If the answers line up, you move forward together. If they don't, you part ways with clarity and respect. That's a far cry from the "always be closing" playbook, and it's a lot more human.



The Everyday Sales Conversations You Already Have


Do you realize you are having sales conversations almost every single day and you don't feel salesy when you do it?

  • When you're recruiting and hiring a new employee, you're selling them on joining your team.

  • When you're negotiating with a supplier you're selling your side of the deal.

  • When you're getting buy-in from your leadership team or convincing your business partner to take a new direction, you're selling an idea.

  • Even at home, when you're debating weekend plans with your spose or trying to convince your kids to eat vegetables you're in a sales conversation.

We don't label these as "sales," so we approach them naturally. We ask questions, we listen, we present our point of view and we work toward a decision. Nobody leaves those conversations feeling like they've been sold to. So why, the second a business prospect enters the picture do we flip a switch and put on the salesman hat?



The Problem with "Salesy"


That old-school sales mentality isn't just uncomfortable, it's counterproductive.


When you push too hard, prospects retreat. When you talk too much, they tune out. When you refuse to take "no" gracefully, you burn bridges. The more salesy you are, the less trust you build and the harder it becomes to actually help someone make a decision that benefits both sides.

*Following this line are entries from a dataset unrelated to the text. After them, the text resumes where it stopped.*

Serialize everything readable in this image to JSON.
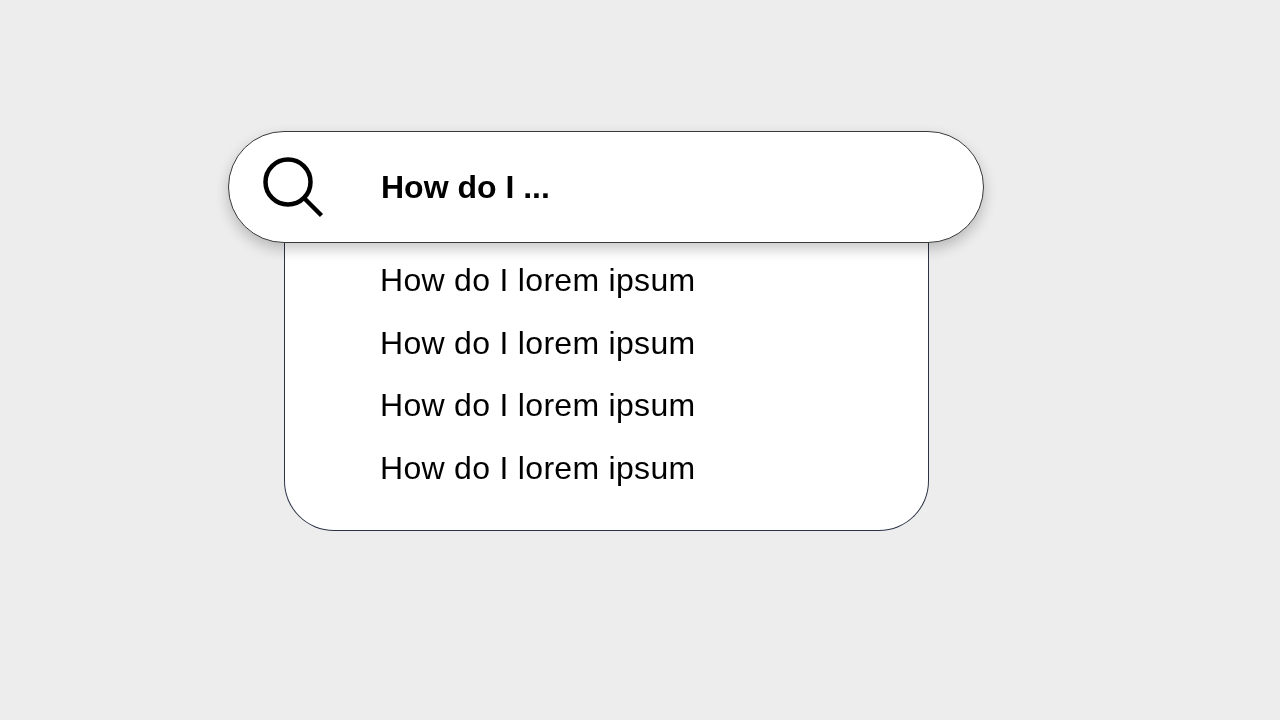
{
  "search": {
    "value": "How do I ..."
  },
  "suggestions": [
    "How do I lorem ipsum",
    "How do I lorem ipsum",
    "How do I lorem ipsum",
    "How do I lorem ipsum"
  ]
}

Founders especially fall into this trap because the don't see themselves as salespeople. They've built a product or service they believe in, but when it's time to sell, they reach for whatever sales script or memory they have...which usually comes from watching bad examples.



A Simpler Way to Sell


Here's a shift worth making: Stop thinking of sales as closing deals, and start thinking of it as facilitating decisions.


Your role isn't to convince, pressure or chase; it's to guide, to ask better questions, to listen deeply and to understand the human dynamics in front of you. When you do that, the conversation naturally uncovers whether there's a fit or not. If there is, great. Move forward. If there isn't, great. You've saved yourself and your prospect time and energy.


This approach doesn't drain you. It doesn't leave prospects feeling slimy. It doesn't require you to become someone you're not.



Why This Matters for Founders and Business Owners


If you're running a business, you're going to have more sales conversations that you realize. New client development is only one part of it. You'll be selling ideas internally, negotiating partnerships and working on account growth long before you're hiring full-time sales staff.


The sooner you shift your mindset from "sales is this separate, uncomfortable thing" to "sales is simply structures decision-making," the faster you'll find your groove. You won't feel like you're consistently putting on a mask. You'll start seeing sales as a natural extension of the conversations you already have, and you'll actually start enjoying them.



The Bottom Line


When you stop trying to "do sales" and start focusing on authentic conversations, the pressure disappears. Prospects stop pulling away, and deals happen. Not because you forced them, but because both sides agreed it made sense.


At The REV Forge, that's the heart of how we think about sales: practical, human and effective. Because when sales doesn't feel salesy, it actually works.